How much wood would a woodchuck chuck if a woodchuck could chuck wood? Is there anyone who has not heard this question before? But what is the actual answer? According to MyLandPlan.com, New York state wildlife expert Richard Thomas found that a woodchuck could (and does) chuck around 35 cubic feet of dirt in the course of digging a burrow. Thomas reasoned that if a woodchuck could chuck wood, he would chuck an amount equivalent to the weight of the dirt, or 700 pounds!
This is incredible, if you think about it. A little animal, a simple woodchuck (also known as a groundhog), can produce an amazingly large home, by simply gnawing and chucking away at the dirt little by little.
In life, we often strive to go after the big stuff. We aim for the big leagues, sometimes forgetting that we need to go through the minor league first. Of course, connecting to the big things is important, but we mustn’t forget and “trample” over the small things in life. A woodchuck knows that chucking away at dirt, little by little, is the most effective way of producing its burrow masterpiece.
Rashi understands the name of the Parshah – עקב – as a reference to the heel of the human body. He explains that the Torah is teaching us that since humans tend to walk right over and trample upon the small Mitzvos, we must strengthen our commitment to Hashem by keeping and valuing the small Mitzvos. It is only when we come to Hashem with the complete package – the big Mitzvos AND the small Mitzvos – that we can truly be ready to receive His promised blessing of love and bounty.
The Kli Yakar points out an incredible connection. The name יעקב means heel. The reason why יעקב אבינו was called “heel” is because he held onto the heel – the עקב – of his brother Esav. Esav was entering This World with an attitude of lightheadedness towards spirituality and Mitzvos. He was on his way to be דש בעקביו – to trample on the minor Mitzvos. In fact, we know he was מבזה – he made fun of – the Mitzvah of the Firstborn by selling it to Yaakov for some lentil soup!

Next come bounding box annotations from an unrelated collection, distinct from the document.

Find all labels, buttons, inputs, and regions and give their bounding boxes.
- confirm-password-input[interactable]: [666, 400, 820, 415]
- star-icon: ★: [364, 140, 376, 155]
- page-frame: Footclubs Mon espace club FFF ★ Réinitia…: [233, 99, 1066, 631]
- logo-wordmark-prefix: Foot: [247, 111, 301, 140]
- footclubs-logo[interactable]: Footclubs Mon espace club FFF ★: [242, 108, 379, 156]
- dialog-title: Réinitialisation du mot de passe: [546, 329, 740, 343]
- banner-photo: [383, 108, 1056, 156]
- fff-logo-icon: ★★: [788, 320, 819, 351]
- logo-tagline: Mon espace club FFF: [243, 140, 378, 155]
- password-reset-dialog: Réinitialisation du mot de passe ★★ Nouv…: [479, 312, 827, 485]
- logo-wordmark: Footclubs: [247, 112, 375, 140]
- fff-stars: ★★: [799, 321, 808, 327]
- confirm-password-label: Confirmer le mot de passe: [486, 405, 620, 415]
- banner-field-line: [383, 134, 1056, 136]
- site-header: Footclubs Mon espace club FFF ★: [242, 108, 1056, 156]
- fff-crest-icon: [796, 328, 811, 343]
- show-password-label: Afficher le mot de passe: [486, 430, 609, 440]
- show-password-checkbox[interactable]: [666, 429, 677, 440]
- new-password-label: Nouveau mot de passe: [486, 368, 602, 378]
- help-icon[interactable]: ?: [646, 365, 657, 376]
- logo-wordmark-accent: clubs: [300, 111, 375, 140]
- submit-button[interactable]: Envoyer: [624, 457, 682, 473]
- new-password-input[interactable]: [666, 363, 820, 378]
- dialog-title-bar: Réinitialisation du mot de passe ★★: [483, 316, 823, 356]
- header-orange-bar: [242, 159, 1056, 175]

The imagery of Yaakov Avinu grasping the heel – עקב – of his brother, Esav, is a message to the world, but more importantly, a message to each of us: Make sure to grab the עקב. Make sure to grasp the Mitzvos that are small. Make sure to treat everything with the utmost respect. Make sure to not trample over the small things in life.
When we focus on the big things as well as the small things, we become balanced individuals. We live in a world, an era, a society that exudes extremism. It is getting harder and harder to find people who are simply put, balanced.
One of the messages from the Torah – by telling us not to trample upon and neglect the small Mitzvos – is to strive to be balanced individuals. Don’t be so extreme. As the Rambam says, find the דרך ממוצע, the middle ground.
Let us take the message of the woodchuck, and more importantly, let us take the message of Yaakov Avinu, and make sure we grasp the עקב, the heel. Let us make sure we grab onto the things that seem small and we tend to take lightly. Let us grasp those “small” things and turn them into a masterpiece.